Mniej więcej o godzinie 13:30 pod dom przyjechała Kasia. Na koniu. Ja nie wierzę w tych ludzi. Kolejny raz mnie zaskakują. Ale lepiej zaskakiwać w taki sposób niż w negatywny.

Kasia oddała konia jego właścicielowi i wszyscy weszliśmy do środka.

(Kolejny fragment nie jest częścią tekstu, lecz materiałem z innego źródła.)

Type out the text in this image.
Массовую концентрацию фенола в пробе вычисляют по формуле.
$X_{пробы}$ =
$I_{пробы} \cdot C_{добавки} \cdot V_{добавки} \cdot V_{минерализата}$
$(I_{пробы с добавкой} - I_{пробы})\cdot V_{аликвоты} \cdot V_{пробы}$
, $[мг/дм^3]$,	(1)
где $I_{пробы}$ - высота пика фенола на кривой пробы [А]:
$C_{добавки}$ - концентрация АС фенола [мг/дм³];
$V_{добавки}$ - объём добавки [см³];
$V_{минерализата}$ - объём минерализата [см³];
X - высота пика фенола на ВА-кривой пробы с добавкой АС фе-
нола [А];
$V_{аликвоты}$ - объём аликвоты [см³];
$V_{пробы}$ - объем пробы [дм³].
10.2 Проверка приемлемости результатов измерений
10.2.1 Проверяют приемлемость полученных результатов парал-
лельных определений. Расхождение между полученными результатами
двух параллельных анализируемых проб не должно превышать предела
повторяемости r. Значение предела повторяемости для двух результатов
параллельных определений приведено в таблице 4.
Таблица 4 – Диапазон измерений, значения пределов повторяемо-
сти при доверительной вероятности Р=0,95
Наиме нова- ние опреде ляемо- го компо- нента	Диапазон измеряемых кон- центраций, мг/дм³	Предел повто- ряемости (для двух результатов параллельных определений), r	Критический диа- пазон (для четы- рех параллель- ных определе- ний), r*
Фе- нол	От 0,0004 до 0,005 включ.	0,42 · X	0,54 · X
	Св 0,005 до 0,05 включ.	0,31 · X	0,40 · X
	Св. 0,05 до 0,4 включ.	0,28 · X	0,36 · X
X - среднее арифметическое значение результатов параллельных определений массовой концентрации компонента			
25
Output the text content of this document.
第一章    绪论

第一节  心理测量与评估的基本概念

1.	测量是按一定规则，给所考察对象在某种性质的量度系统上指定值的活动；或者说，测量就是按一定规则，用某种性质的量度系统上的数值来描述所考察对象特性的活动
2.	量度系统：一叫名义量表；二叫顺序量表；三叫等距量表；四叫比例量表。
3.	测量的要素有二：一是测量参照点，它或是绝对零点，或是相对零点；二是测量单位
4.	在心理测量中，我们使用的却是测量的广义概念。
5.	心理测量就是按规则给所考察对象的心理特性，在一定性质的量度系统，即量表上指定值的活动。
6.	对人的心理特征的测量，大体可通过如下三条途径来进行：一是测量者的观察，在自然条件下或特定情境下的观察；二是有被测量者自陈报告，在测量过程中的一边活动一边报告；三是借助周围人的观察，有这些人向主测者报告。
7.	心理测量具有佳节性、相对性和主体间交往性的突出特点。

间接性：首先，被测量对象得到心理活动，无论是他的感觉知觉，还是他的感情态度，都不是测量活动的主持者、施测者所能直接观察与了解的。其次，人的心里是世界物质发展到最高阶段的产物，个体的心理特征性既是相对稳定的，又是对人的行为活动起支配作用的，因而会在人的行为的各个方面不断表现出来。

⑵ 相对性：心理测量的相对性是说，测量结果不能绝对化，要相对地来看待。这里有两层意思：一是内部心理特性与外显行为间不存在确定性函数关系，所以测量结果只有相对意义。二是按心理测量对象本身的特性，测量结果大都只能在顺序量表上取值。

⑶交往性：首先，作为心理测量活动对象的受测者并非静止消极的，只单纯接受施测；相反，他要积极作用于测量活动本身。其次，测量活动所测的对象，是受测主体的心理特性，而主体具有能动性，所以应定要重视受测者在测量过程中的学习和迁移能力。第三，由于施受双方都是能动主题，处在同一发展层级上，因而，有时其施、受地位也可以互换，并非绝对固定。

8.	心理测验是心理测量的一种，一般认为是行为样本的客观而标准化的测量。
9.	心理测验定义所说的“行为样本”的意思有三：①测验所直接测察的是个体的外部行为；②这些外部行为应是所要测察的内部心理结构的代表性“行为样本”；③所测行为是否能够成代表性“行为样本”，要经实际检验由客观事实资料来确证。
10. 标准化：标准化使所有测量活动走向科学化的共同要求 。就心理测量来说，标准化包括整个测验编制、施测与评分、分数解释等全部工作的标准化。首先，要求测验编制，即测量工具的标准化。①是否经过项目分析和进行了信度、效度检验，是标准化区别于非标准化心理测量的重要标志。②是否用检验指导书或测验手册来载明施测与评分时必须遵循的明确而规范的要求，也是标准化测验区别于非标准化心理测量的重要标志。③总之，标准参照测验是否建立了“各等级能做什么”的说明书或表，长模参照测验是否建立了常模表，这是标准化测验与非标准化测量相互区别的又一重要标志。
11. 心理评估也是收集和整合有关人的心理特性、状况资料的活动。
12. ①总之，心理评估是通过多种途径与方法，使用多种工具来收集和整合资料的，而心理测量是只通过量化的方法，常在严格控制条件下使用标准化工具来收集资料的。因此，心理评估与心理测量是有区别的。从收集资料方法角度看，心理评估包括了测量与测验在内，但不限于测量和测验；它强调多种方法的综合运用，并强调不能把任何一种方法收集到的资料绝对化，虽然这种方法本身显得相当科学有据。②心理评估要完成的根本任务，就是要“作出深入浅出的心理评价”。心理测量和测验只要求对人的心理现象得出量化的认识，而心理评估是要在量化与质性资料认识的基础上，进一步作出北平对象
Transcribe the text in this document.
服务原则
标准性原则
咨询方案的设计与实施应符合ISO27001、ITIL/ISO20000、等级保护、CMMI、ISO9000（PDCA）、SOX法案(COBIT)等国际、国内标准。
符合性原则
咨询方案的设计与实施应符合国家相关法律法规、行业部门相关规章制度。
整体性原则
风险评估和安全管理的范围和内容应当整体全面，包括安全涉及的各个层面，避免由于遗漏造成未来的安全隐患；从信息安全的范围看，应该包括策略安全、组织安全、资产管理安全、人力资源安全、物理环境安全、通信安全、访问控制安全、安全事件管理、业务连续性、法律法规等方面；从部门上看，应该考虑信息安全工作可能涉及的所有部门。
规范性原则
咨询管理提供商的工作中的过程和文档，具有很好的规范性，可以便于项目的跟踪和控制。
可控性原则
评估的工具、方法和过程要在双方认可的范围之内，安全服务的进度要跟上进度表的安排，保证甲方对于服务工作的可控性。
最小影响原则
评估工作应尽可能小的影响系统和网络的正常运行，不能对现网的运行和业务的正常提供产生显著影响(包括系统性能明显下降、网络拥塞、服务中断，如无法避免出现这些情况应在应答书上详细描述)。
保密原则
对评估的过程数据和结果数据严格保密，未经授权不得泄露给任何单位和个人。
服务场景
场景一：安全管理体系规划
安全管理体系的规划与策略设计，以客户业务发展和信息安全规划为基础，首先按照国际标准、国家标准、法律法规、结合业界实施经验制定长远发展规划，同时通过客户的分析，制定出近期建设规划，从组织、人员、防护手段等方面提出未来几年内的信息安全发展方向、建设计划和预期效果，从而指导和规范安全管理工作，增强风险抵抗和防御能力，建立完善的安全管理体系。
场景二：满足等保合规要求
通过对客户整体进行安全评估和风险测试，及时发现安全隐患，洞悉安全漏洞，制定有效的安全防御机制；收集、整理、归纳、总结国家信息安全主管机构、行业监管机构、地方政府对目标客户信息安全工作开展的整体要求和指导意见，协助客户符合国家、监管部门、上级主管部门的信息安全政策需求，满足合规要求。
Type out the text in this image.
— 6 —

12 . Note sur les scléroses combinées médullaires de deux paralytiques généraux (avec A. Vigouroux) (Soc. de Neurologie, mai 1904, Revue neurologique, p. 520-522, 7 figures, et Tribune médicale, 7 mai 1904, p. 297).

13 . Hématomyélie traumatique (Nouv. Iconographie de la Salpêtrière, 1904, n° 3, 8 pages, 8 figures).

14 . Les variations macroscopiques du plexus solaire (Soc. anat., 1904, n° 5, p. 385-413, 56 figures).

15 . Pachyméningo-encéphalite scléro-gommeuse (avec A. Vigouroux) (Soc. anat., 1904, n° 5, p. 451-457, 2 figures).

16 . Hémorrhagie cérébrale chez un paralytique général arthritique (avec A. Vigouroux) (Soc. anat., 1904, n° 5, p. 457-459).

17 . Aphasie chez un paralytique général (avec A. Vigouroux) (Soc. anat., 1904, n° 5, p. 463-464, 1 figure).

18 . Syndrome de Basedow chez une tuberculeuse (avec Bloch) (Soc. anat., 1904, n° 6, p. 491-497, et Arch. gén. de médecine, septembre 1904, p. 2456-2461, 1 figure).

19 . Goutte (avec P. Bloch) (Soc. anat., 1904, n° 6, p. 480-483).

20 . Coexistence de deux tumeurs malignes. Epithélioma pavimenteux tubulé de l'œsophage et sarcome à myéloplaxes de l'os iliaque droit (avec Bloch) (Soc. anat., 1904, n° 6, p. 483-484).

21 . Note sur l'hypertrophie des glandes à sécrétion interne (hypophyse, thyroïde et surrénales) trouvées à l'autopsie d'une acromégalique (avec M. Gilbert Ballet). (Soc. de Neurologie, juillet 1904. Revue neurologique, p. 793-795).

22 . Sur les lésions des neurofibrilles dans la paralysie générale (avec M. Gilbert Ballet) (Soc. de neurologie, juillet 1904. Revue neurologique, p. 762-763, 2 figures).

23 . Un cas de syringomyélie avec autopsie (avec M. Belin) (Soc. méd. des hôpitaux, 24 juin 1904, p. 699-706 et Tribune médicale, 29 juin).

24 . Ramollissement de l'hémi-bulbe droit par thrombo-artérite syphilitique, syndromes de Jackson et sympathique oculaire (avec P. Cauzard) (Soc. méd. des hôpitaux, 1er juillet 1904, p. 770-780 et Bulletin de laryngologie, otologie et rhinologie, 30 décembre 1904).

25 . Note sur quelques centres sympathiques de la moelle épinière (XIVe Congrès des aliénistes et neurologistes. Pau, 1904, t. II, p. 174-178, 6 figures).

Siedzieliśmy w salonie kiedy wszedł Karol z pięcioma paczkami z louis vuitton. Dał po jednej każdej z dziewczyn i kazał otworzyć. Werka, Kasia i Marta dostały torebki, a ja i Oda dostałyśmy paski. Nigdy bym się tego nie spodziewała. Takie paski kosztują fortunę! A jeszcze kupił takie dwa i trzy torebki. Nie wiem skąd on bierze takie pieniądze, ale ja też tak chcę. W końcu powiedział, że dostaniemy te rzeczy jeśli któraś z nas, która zagra z nim w kamień, papier, nożyce, z nim wygra. Wiedziałam już, że mogę się pożegnać z tym paskiem. Po chwili powiedział jeszcze, że jeśli nie uda nam się wygrać to wysadzi te przedmioty. Byłam załamana. Nie widział, z którą ma zagrać i poprosił o grę Monikę. Na szczęście udało jej się wygrać i wszystkie dostałyśmy nasze prezenty. Byłam przeszczęśliwa, nie spodziewałam się żadnego prezentu z nieczyjej strony, a tu prezent i to nie byle jaki, bo kosztujący aż 3000 zł! Nie jestem materialistką, w żadnym wypadku, tylko to coś nowego dla mnie, nigdy nie miałam tak drogich rzeczy na własność, nawet mój telefon mniej kosztuje.